Annona moaensis
- Conservation status: Critically endangered, possibly extinct (IUCN 3.1)

Scientific classification
- Kingdom: Plantae
- Clade: Tracheophytes
- Clade: Angiosperms
- Clade: Magnoliids
- Order: Magnoliales
- Family: Annonaceae
- Genus: Annona
- Species: A. moaensis
- Binomial name: Annona moaensis León & Alain

= Annona moaensis =

- Genus: Annona
- Species: moaensis
- Authority: León & Alain
- Conservation status: PE

Species of plant

Annona moaensis is a species of plant in the family Annonaceae. It is endemic to Cuba. Frère León and Henri Alain Liogier, the botanists who first formally described the species, named it after Moa, Cuba where the specimen they observed was collected.

==Description==
It is a bush reaching 2–3 m in height. Its branches have white lenticels. Its leaves are 5-9 cm by 1-2 cm and come to tapering point. The upper surface of the leaves are glossy, the undersides are lightly covered in wooly hairs. The leaves have 18-20 secondary veins emanating from its midrib. Its petioles are 3-6 millimetres long, covered in rust-colored wooly hairs and have a groove on their upper surface. Its flowers are on 1-1.5 cm long, black peduncles that are covered in white wooly hairs. The peduncles have a triangular bract about a third of the way up their length. The bract is covered with rust-colored wooly hairs. Its calyx has triangular lobes. It has 3 petals that touch, but are not fused, at their margins. The petals are 20-25 by 3 millimetres and a bit wider at their base. The petals reddish on their outer surface and have wooly hairs on both surfaces. Its round fruit are 2 by 2 centimetres, with a surface covered in small warty projections and gray wooly hairs.

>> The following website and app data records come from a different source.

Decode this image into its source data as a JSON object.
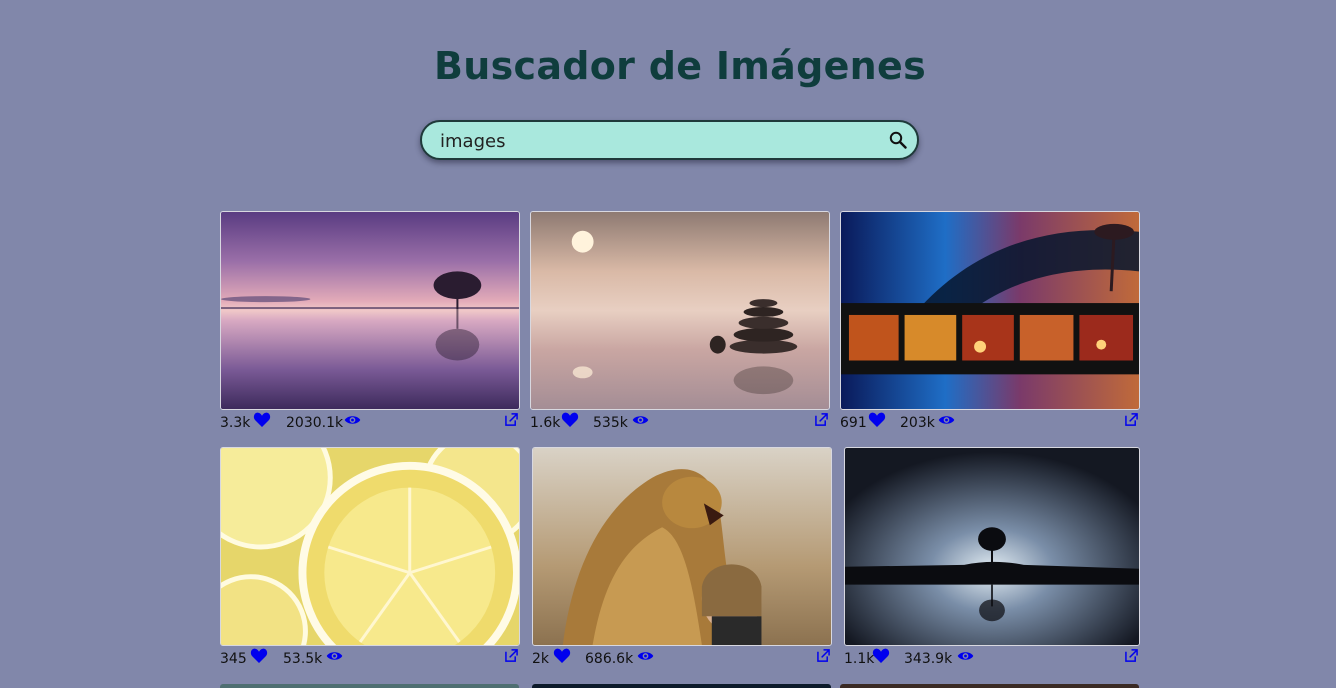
{
  "header": {
    "title": "Buscador de Imágenes"
  },
  "search": {
    "value": "images",
    "icon": "search-icon"
  },
  "icons": {
    "likes": "heart-icon",
    "views": "eye-icon",
    "open": "external-link-icon"
  },
  "colors": {
    "background": "#8187aa",
    "title": "#0f3d3d",
    "search_bg": "#a9e8dd",
    "icon_blue": "#0000ee"
  },
  "gallery": {
    "images": [
      {
        "subject": "purple sunset lake with tree",
        "likes": "3.3k",
        "views": "2030.1k"
      },
      {
        "subject": "zen stones on calm water",
        "likes": "1.6k",
        "views": "535k"
      },
      {
        "subject": "film strip",
        "likes": "691",
        "views": "203k"
      },
      {
        "subject": "lemon slices",
        "likes": "345",
        "views": "53.5k"
      },
      {
        "subject": "lion and girl",
        "likes": "2k",
        "views": "686.6k"
      },
      {
        "subject": "tree reflection at night",
        "likes": "1.1k",
        "views": "343.9k"
      }
    ]
  }
}
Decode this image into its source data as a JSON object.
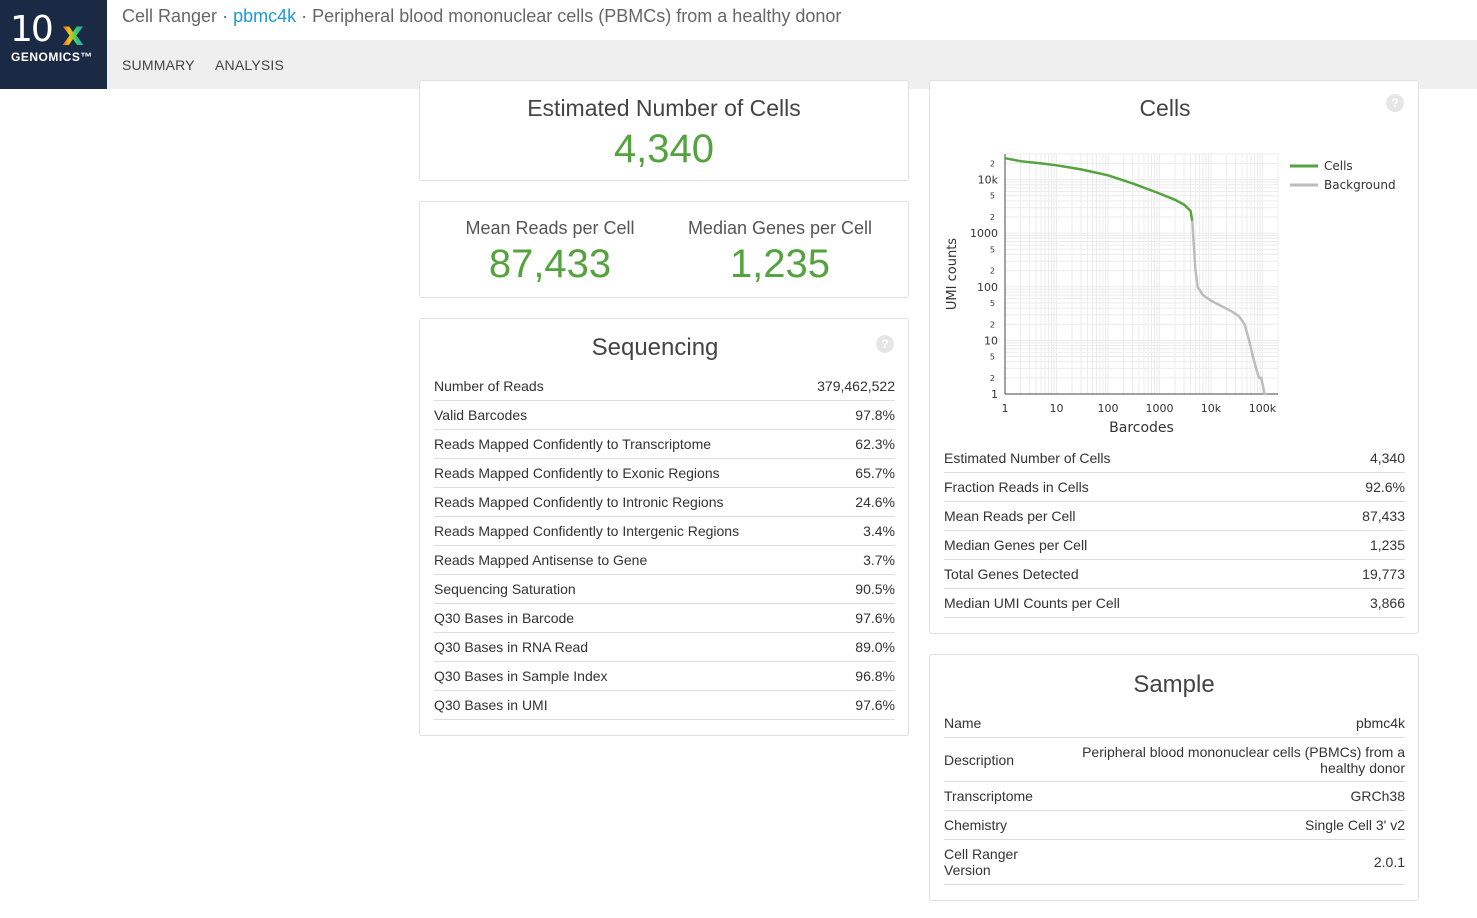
{
  "header": {
    "product": "Cell Ranger",
    "separator": "·",
    "sample_link": "pbmc4k",
    "description": "Peripheral blood mononuclear cells (PBMCs) from a healthy donor"
  },
  "logo": {
    "ten": "10",
    "x": "x",
    "genomics": "GENOMICS™"
  },
  "nav": {
    "tabs": [
      "SUMMARY",
      "ANALYSIS"
    ]
  },
  "estimated_cells": {
    "title": "Estimated Number of Cells",
    "value": "4,340"
  },
  "key_metrics": [
    {
      "label": "Mean Reads per Cell",
      "value": "87,433"
    },
    {
      "label": "Median Genes per Cell",
      "value": "1,235"
    }
  ],
  "sequencing": {
    "title": "Sequencing",
    "help_icon": "question-circle-icon",
    "rows": [
      {
        "label": "Number of Reads",
        "value": "379,462,522"
      },
      {
        "label": "Valid Barcodes",
        "value": "97.8%"
      },
      {
        "label": "Reads Mapped Confidently to Transcriptome",
        "value": "62.3%"
      },
      {
        "label": "Reads Mapped Confidently to Exonic Regions",
        "value": "65.7%"
      },
      {
        "label": "Reads Mapped Confidently to Intronic Regions",
        "value": "24.6%"
      },
      {
        "label": "Reads Mapped Confidently to Intergenic Regions",
        "value": "3.4%"
      },
      {
        "label": "Reads Mapped Antisense to Gene",
        "value": "3.7%"
      },
      {
        "label": "Sequencing Saturation",
        "value": "90.5%"
      },
      {
        "label": "Q30 Bases in Barcode",
        "value": "97.6%"
      },
      {
        "label": "Q30 Bases in RNA Read",
        "value": "89.0%"
      },
      {
        "label": "Q30 Bases in Sample Index",
        "value": "96.8%"
      },
      {
        "label": "Q30 Bases in UMI",
        "value": "97.6%"
      }
    ]
  },
  "cells": {
    "title": "Cells",
    "help_icon": "question-circle-icon",
    "rows": [
      {
        "label": "Estimated Number of Cells",
        "value": "4,340"
      },
      {
        "label": "Fraction Reads in Cells",
        "value": "92.6%"
      },
      {
        "label": "Mean Reads per Cell",
        "value": "87,433"
      },
      {
        "label": "Median Genes per Cell",
        "value": "1,235"
      },
      {
        "label": "Total Genes Detected",
        "value": "19,773"
      },
      {
        "label": "Median UMI Counts per Cell",
        "value": "3,866"
      }
    ]
  },
  "sample": {
    "title": "Sample",
    "rows": [
      {
        "label": "Name",
        "value": "pbmc4k"
      },
      {
        "label": "Description",
        "value": "Peripheral blood mononuclear cells (PBMCs) from a healthy donor"
      },
      {
        "label": "Transcriptome",
        "value": "GRCh38"
      },
      {
        "label": "Chemistry",
        "value": "Single Cell 3' v2"
      },
      {
        "label": "Cell Ranger Version",
        "value": "2.0.1"
      }
    ]
  },
  "chart_data": {
    "type": "line",
    "title": "Cells",
    "xlabel": "Barcodes",
    "ylabel": "UMI counts",
    "x_scale": "log",
    "y_scale": "log",
    "xlim": [
      1,
      200000
    ],
    "ylim": [
      1,
      30000
    ],
    "x_ticks": [
      "1",
      "10",
      "100",
      "1000",
      "10k",
      "100k"
    ],
    "y_ticks": [
      "1",
      "10",
      "100",
      "1000",
      "10k"
    ],
    "y_minor_labels": [
      "2",
      "5"
    ],
    "grid": true,
    "legend": "top-right",
    "series": [
      {
        "name": "Cells",
        "color": "#54a33e",
        "x": [
          1,
          2,
          5,
          10,
          30,
          100,
          300,
          1000,
          2000,
          3000,
          4000,
          4340
        ],
        "y": [
          25000,
          22000,
          20000,
          18500,
          15500,
          12000,
          8500,
          5500,
          4200,
          3400,
          2600,
          1700
        ]
      },
      {
        "name": "Background",
        "color": "#bdbdbd",
        "x": [
          4340,
          4600,
          5000,
          5500,
          7000,
          10000,
          15000,
          25000,
          35000,
          45000,
          55000,
          65000,
          75000,
          85000,
          95000,
          110000,
          120000
        ],
        "y": [
          1700,
          700,
          200,
          100,
          70,
          55,
          45,
          35,
          28,
          20,
          10,
          5,
          3,
          2,
          2,
          1,
          1
        ]
      }
    ]
  }
}
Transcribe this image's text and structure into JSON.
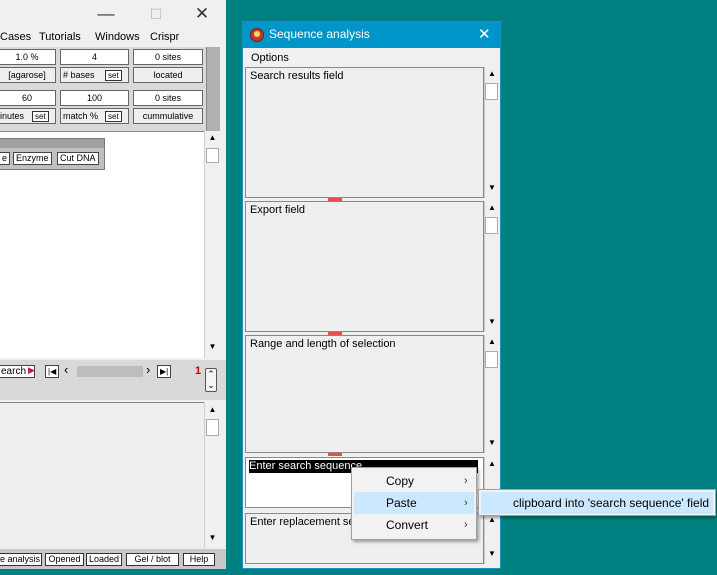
{
  "left_window": {
    "title_buttons": {
      "minimize": "—",
      "maximize": "☐",
      "close": "✕"
    },
    "menu": [
      "Cases",
      "Tutorials",
      "Windows",
      "Crispr"
    ],
    "params": {
      "r1": {
        "a": "1.0 %",
        "b": "4",
        "c": "0  sites"
      },
      "r2": {
        "a": "[agarose]",
        "b": "# bases",
        "b_set": "set",
        "c": "located"
      },
      "r3": {
        "a": "60",
        "b": "100",
        "c": "0  sites"
      },
      "r4": {
        "a": "inutes",
        "a_set": "set",
        "b": "match %",
        "b_set": "set",
        "c": "cummulative"
      }
    },
    "toolbar": {
      "b1": "e",
      "b2": "Enzyme",
      "b3": "Cut DNA"
    },
    "nav": {
      "search": "earch",
      "first": "|◀",
      "prev": "‹",
      "next": "›",
      "last": "▶|",
      "count": "1"
    },
    "status": {
      "s1": "e analysis",
      "s2": "Opened",
      "s3": "Loaded",
      "s4": "Gel / blot",
      "s5": "Help"
    }
  },
  "seq_window": {
    "title": "Sequence analysis",
    "close": "✕",
    "menu_options": "Options",
    "panes": {
      "search_results": "Search results field",
      "export": "Export field",
      "range": "Range and length of selection",
      "search_seq": "Enter search sequence",
      "replacement": "Enter replacement se"
    }
  },
  "context_menu": {
    "items": [
      "Copy",
      "Paste",
      "Convert"
    ],
    "submenu_item": "clipboard into 'search sequence' field"
  },
  "colors": {
    "desktop": "#008080",
    "title_bar": "#0095c8",
    "highlight": "#cce8ff"
  }
}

===Reproductive biology===
The pollen of A. moaensis is shed as permanent tetrads.

== Distribution and habitat ==
Annona moaensis is endemic to a 8 km2 region in Cuba. It has been observed growing on low coastal hills.

== Conservation ==
As of December 2024, the IUCN Red List listed Annona moaensis as Critically Endangered (CR) worldwide. This status was last assessed on 13 March 2023.